Question

For a first order reaction $ P\left( g \right) \to Q\left( g \right) + R\left( g \right) $ . After $ 10 $ minutes, the volume of R gas is $ 10L $ and after complete reaction the volume becomes $ 50L $ . Hence the rate constant will be (in $ {\min ^{ - 1}} $ )

Answer 1

Hint :Rate constant is the proportionality constant, that relates rate of the reaction with the molar concentration of the reactants.
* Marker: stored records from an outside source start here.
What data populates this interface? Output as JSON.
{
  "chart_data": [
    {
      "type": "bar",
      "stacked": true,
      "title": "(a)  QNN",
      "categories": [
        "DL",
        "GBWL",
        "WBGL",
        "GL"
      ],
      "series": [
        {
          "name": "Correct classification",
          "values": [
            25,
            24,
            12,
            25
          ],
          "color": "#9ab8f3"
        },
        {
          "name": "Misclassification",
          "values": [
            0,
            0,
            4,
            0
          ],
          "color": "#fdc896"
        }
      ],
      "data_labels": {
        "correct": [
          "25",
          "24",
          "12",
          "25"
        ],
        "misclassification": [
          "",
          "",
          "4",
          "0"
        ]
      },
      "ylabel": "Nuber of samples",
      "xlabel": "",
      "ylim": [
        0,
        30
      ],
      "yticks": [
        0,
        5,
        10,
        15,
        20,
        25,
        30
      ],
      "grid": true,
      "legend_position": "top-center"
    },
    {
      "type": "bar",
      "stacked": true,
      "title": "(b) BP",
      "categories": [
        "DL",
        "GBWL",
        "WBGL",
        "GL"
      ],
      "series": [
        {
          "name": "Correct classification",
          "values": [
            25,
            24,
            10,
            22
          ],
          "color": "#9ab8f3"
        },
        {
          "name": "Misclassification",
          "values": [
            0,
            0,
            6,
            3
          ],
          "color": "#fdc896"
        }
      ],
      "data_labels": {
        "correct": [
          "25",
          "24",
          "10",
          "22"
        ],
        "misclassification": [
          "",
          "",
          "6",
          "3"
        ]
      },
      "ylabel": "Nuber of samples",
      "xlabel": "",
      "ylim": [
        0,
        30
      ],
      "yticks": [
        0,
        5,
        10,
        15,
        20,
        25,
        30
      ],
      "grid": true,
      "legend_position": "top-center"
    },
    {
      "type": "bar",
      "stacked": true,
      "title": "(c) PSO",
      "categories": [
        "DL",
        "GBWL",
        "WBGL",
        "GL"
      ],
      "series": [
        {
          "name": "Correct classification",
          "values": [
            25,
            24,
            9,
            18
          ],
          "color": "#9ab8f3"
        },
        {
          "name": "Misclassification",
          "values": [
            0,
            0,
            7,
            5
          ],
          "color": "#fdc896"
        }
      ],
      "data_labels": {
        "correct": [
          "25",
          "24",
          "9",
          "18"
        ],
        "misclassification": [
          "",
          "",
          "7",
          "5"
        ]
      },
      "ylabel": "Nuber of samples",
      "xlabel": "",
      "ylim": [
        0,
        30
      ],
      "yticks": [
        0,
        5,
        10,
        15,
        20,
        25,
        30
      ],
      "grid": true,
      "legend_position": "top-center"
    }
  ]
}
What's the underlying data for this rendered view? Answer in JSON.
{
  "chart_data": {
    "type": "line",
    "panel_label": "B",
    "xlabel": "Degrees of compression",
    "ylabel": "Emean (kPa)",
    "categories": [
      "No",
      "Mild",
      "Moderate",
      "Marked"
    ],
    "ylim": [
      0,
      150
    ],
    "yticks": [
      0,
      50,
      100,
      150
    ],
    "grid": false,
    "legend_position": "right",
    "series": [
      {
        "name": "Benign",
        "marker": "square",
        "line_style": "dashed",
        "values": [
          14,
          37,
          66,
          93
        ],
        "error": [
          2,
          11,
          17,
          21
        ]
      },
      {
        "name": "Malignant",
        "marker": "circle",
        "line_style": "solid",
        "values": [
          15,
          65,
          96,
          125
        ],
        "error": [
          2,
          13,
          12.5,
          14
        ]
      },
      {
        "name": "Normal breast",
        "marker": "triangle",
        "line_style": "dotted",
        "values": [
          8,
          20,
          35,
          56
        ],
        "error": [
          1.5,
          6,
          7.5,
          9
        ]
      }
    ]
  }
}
For a first order reaction, the unit of rate constant is $ {\min ^{ - 1}} $ or $ {\sec ^{ - 1}} $ The unit of rate constant is different for zero and second order reaction.

Complete Step By Step Answer:
In the question, the reaction given is;
 $ P\left( g \right) \to Q\left( g \right) + R\left( g \right) $
It is a first order reaction.
At $ t = 10\min $ , Volume of R gas $ = 10L $
After completion of reaction, Volume of R gas = $ 50L $
And we have to find the rate constant $ \left( K \right) $
              $ P\left( g \right) \to Q\left( g \right) + R\left( g \right) $
T= $ 0 $ $ a $ $ 0 $ $ 0 $
T=10min $ a - x $ $ x $ $ x $
                       $ 0 $ $ a $ $ a $
 $ a $ = volume of gas before the reaction has started
 $ x $ = volume of R and Q gas after 10 minutes
 $ a - x $ = volume of P after 10 minutes
It is given in the question that after 10 minutes the volume of R gas is $ 10L $
 $ x = 10 $
It is also given that the volume of R gas after completion of reaction is $ 50L $
 $ a = 50L $
Now applying the values in the formula;
 $ K = \dfrac{1}{t}\ln \left( {\dfrac{a}{{a - x}}} \right) $
 $ K = \dfrac{1}{{10}}\ln \left( {\dfrac{{50}}{{50 - 10}}} \right) $
 $ K = \dfrac{1}{{10}}\ln \left( {\dfrac{{50}}{{40}}} \right) $
 $ K = \dfrac{1}{{10}}\ln \left( {1.25} \right) $ $ {\min ^{ - 1}} $
Thus, the correct option is $ D) $ .

Additional Information:
The interesting thing to note in first order reactions is that the half-life of first order reactions is independent of the concentration of the reactant. While, the zero and the second order reactions are dependent on initial concentration of the reactant. Order of a reaction is experimentally determined and is not equal to the stoichiometry except in elementary reactions.

Note :
In such questions, firstly one should find the order of the reaction and then solve the problem. We can recognise the order from the units of the rate constant. Also, in many cases the order of the reaction is given in the question itself.